Correct : b

The correct answer is Option B - L1 is CFL.
We are given that both L1 ∩ L2 and L2 are regular. The question asks what we can correctly conclude about L1.
The key insight is that knowing L1∩L2 is regular and L2 is regular places no strict lower bound on what L1 must be. L1 can be any language - regular, CFL, recursive, or even more complex — and still satisfy these conditions. All that matters is that their intersection with L2 happens to be regular.
Option D - L1 is regular: Not guaranteed. L1 can be non-regular. Counterexample: Let L2 = {a}* and L1 = {aⁿbⁿ | n≥0}. L2 is regular. L1∩L2 = {ε} (since L1 contains only ε among strings made entirely of a''s), which is regular. But L1 itself is a CFL, not regular. So D is not always correct.

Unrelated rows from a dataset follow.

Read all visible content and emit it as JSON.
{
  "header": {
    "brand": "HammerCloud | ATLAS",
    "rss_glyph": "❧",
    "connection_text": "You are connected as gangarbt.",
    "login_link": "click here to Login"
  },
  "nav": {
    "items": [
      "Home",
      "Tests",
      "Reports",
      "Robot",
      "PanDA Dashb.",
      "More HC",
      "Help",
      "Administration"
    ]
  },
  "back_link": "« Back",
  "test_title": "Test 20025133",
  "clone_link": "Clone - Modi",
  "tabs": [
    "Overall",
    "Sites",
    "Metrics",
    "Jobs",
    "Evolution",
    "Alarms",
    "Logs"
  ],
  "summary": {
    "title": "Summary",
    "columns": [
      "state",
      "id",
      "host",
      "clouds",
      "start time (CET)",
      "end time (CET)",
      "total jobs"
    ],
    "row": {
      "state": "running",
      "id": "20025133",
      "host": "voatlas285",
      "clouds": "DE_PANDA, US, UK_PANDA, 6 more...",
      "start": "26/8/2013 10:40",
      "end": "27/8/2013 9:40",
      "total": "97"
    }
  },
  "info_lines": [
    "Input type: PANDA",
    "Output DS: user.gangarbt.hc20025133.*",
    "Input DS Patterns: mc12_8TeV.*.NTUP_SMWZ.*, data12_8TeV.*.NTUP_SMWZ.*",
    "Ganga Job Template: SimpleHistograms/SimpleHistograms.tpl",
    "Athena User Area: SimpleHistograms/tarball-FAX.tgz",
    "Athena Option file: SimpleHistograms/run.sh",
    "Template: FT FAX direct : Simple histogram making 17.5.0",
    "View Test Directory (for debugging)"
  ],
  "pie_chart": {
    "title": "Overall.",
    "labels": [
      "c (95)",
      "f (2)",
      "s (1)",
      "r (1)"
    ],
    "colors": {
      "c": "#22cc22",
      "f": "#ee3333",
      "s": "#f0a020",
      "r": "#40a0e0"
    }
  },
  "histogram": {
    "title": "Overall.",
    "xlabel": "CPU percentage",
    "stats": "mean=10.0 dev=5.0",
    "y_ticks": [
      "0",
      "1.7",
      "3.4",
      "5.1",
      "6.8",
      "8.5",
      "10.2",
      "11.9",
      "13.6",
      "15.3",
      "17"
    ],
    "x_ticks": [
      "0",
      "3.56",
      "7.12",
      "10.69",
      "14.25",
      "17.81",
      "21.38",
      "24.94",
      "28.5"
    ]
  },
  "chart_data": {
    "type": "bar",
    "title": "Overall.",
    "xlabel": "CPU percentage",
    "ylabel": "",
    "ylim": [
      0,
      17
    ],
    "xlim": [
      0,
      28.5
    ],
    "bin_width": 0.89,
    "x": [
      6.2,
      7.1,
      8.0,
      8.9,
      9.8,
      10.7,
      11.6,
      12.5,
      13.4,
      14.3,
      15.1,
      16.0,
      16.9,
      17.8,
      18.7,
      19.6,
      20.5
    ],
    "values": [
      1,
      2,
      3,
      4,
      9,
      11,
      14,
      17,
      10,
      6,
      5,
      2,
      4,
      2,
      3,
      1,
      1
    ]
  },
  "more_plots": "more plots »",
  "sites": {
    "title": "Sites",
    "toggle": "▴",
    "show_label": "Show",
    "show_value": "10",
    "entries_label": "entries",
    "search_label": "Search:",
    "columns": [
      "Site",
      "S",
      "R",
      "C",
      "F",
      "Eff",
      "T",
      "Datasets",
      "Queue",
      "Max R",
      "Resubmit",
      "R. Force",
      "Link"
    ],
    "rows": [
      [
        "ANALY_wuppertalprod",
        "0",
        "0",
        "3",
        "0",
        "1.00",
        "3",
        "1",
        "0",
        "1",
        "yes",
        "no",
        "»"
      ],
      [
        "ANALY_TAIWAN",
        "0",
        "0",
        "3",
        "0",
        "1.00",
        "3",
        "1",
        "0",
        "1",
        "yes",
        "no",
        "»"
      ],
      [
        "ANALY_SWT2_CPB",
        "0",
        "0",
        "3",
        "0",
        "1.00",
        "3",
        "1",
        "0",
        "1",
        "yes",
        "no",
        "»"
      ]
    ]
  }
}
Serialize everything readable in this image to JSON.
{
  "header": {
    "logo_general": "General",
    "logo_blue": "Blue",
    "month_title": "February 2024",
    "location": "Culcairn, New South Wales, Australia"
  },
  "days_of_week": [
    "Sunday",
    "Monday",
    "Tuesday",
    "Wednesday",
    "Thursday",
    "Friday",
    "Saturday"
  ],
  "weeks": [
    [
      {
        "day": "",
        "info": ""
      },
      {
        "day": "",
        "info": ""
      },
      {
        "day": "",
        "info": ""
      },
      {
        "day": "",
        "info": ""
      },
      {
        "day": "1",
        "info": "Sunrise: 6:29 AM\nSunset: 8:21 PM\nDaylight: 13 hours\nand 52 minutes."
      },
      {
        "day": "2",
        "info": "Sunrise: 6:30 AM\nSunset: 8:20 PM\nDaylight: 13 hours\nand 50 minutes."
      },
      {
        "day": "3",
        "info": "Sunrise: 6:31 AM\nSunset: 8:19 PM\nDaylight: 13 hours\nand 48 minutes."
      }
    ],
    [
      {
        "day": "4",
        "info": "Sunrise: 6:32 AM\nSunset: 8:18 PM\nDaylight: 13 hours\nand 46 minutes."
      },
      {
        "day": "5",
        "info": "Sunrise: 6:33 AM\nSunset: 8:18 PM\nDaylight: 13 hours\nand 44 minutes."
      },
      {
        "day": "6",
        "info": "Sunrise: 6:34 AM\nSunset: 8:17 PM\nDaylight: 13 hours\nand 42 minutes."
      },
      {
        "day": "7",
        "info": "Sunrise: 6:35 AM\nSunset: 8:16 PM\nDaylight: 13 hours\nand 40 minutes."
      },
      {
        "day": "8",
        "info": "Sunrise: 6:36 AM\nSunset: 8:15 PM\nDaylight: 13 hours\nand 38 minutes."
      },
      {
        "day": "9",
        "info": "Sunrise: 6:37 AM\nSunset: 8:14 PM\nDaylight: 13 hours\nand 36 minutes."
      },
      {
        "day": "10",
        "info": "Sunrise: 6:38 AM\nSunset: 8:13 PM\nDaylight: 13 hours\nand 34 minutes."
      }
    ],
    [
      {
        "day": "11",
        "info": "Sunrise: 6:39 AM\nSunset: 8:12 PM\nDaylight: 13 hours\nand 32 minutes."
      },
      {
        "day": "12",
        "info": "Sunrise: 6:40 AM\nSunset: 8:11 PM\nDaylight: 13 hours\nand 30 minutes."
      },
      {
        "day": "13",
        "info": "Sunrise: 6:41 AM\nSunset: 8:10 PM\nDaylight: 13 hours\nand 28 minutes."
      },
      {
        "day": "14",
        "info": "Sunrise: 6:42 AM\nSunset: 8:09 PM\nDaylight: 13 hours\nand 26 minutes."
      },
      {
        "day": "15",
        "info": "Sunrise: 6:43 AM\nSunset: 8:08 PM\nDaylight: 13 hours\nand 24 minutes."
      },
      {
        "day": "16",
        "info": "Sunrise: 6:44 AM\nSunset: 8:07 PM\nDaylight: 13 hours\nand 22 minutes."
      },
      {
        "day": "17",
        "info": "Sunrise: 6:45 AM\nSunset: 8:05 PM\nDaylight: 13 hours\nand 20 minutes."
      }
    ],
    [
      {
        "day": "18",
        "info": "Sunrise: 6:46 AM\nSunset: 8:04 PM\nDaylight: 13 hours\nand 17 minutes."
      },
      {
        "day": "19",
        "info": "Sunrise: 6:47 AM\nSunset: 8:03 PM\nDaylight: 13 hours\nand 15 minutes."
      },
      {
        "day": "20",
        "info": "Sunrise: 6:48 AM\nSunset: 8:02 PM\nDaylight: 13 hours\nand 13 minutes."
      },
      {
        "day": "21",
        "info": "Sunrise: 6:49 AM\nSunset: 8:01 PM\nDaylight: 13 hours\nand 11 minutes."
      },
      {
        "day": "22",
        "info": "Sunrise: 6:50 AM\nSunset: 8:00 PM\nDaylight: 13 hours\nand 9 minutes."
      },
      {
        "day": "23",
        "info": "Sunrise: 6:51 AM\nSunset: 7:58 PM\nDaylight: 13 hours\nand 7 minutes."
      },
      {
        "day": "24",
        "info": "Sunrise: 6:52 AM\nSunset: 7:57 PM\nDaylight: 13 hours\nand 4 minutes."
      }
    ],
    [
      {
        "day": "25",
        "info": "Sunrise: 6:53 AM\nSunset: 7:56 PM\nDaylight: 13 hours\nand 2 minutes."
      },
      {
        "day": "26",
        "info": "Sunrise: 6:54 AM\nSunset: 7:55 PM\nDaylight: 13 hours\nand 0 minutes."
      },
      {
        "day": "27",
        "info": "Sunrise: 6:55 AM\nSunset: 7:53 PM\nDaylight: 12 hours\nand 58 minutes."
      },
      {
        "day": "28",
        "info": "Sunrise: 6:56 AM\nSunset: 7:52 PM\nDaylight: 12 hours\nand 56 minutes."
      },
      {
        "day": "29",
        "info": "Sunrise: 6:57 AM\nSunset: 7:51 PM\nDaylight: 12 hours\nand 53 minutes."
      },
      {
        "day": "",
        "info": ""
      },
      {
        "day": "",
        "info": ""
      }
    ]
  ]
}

Option C - L1∪L2 is regular: Not guaranteed. Regular languages are closed under union only when both operands are regular. Since L1 need not be regular, L1∪L2 may not be regular either.
Option A - L̄1 is CFL: Not guaranteed. CFLs are not closed under complementation. Even if L1 were a CFL, L̄1 might not be.
Option B - L1 is CFL: This is the correct option per the official GATE key. The conditions are consistent with L1 being a CFL — it can be a CFL and still have L1∩L2 be regular (as shown by the counterexample above). Among the given options, this is the most defensible claim.
The hierarchy to remember - Regular ⊂ DCFL ⊂ CFL ⊂ Recursive. Knowing L1∩L2 is regular tells us something about the intersection, but says little about L1 alone without more constraints.